How the other half lives
Examples of imbalance between rural and urban areas can be seen all over Maharashtra where cities are growing disproportionately and often at the cost of the surrounding areas.
PHOTO: VIVEK BENDRE
Marginalised: The poor have no access to resources.
FOR decades, the hinterland around Mumbai has been under siege. Much of the city's water supply about 3,000 million litres a day is piped from sources over 100 km away in Thane district. Four rivers the Ulhas, the Bhatsa, the Tansa and the Vaitarna are major sources of drinking water for Mumbai and nearby municipalities and towns. Private lands have been taken over for the water projects and pipelines. But there has been little or no pay back.
Bearing the brunt
Unnoticed by Mumbaikars, this predominantly adivasi district has borne the brunt of the city's development. Chronic malnutrition, migration, poor basic amenities and inadequate educational infrastructure have plagued Thane district for years. And it could well be the story of most adivasi-dominated districts of the State, which are in the news for all the wrong reasons.
It is this imbalance in resource allocation that prompted Parthasarathi Mondal, assistant professor, Tata Institute of Social Sciences and Stephen Louw of the University of Witwatersrand, South Africa, to undertake a three-year study of the Tansa area of Shahpur taluka of Thane District.
The study, to be published shortly, surveyed 733 adivasi households in 14 villages living within the Tansa wildlife sanctuary area and surroundings.
It points out how local people cannot access their own resources and are marginalised as a result of the law, developmental policy and caste and class factors. In addition, the Kunbis, who own large tracts of land in these areas, and the Marathas have exploited the adivasis.
The first stage of the Tansa dam was completed as far back as 1892. Since then, three other projects have been constructed to provide water to Mumbai's millions and a new project called the Middle Vaitarna, among five others proposed, is on the cards. Veteran activist Kaluram Dhodade of Bhoomi Sena, which has waged a major struggle for land rights in this region, says that after 60 years, these people do not have even drinking water, forget development. Their lands are taken for public projects yet there is no political will to implement even minimum wages.
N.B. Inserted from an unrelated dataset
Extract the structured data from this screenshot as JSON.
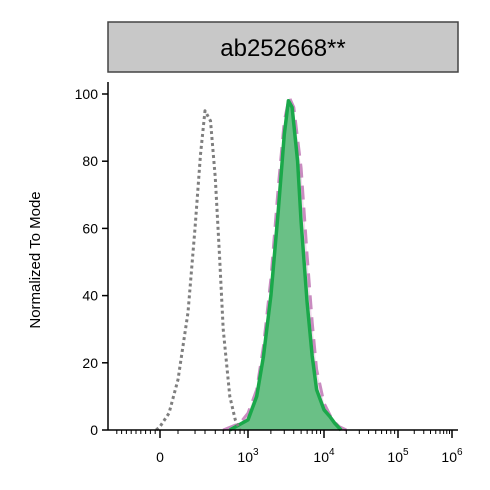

Apart from the adivasis, the Kunbis also face alienation and lack of access to resources. The sense of injustice is deep, points out Vishwanath Patil, president, Kunbi Sena. People's lands were forcibly taken away for the Tansa dam and they have not yet been compensated. About 84 villages lost their lands to dams and water pipelines in Bhiwandi and Shahpur talukas and they have been repeatedly displaced, he said.
When the Bombay Municipal Corporation built the Tansa and Vaitarna dams, it promised jobs to local people. But nothing has happened. The Kunbi Sena has been demanding compensation for those displaced by the Tansa and Vaitarna projects, drinking water for the 84 villages affected by pipelines, road access and schools.
Bus services to the cluster of 84 villages began only last year. There are no basic health facilities in many of these areas. Despite protests, government response has been tardy. Finally four months ago, after a 40-day protest, some assurances were given but none has been honoured so far.
While water from Thane is piped to Mumbai, people near the dams have to fetch water from sources that are over two kilometres away. Also instead of providing irrigation to the local people, many of whom are rice farmers, water is given away to industries.
Though industries are given concessions and cheap water in talukas like Wada, in the last decade many have closed down. Local people rarely benefit as the labour is mostly from outside the region.
In the last four years, the Kunbi Sena and the Communist Party of India (Marxist) have been working together on issues of land, water, employment and development.
State CPM committee member Raju Paranjpe says, "Natural resource should be equitably shared by all concerned and the local people should be given some priority." The CPM and the Kunbi Sena are not opposed to industries but want a share of jobs for the local people as well as a share in the development.
Examples of such imbalance between rural and urban areas can be seen all over Maharashtra where cities are growing disproportionately and often at the cost of the surrounding areas.
Dams meant for irrigation are used to supply drinking water to the nearest cities. In fact in many of the dams near Pune, Solapur and Aurangabad, drinking water and industrial use are a priority; irrigation comes after that.
While urbanisation is a reality, the Government seriously needs to reconsider favouring urban growth at the cost of rural neglect.
In the poorer parts of Thane district like Jawhar, Mokhada, Shahpur, Wada, and Vikramgad there is seasonal migration due to loss of control over land and water resources, a high number of child deaths and chronic malnutrition among children.
"If you want to do something here, you don't need to part with a lot of resources. It does not take too much to share resources," says Mondal whose study can form the basis of an action plan for some much-needed intervention.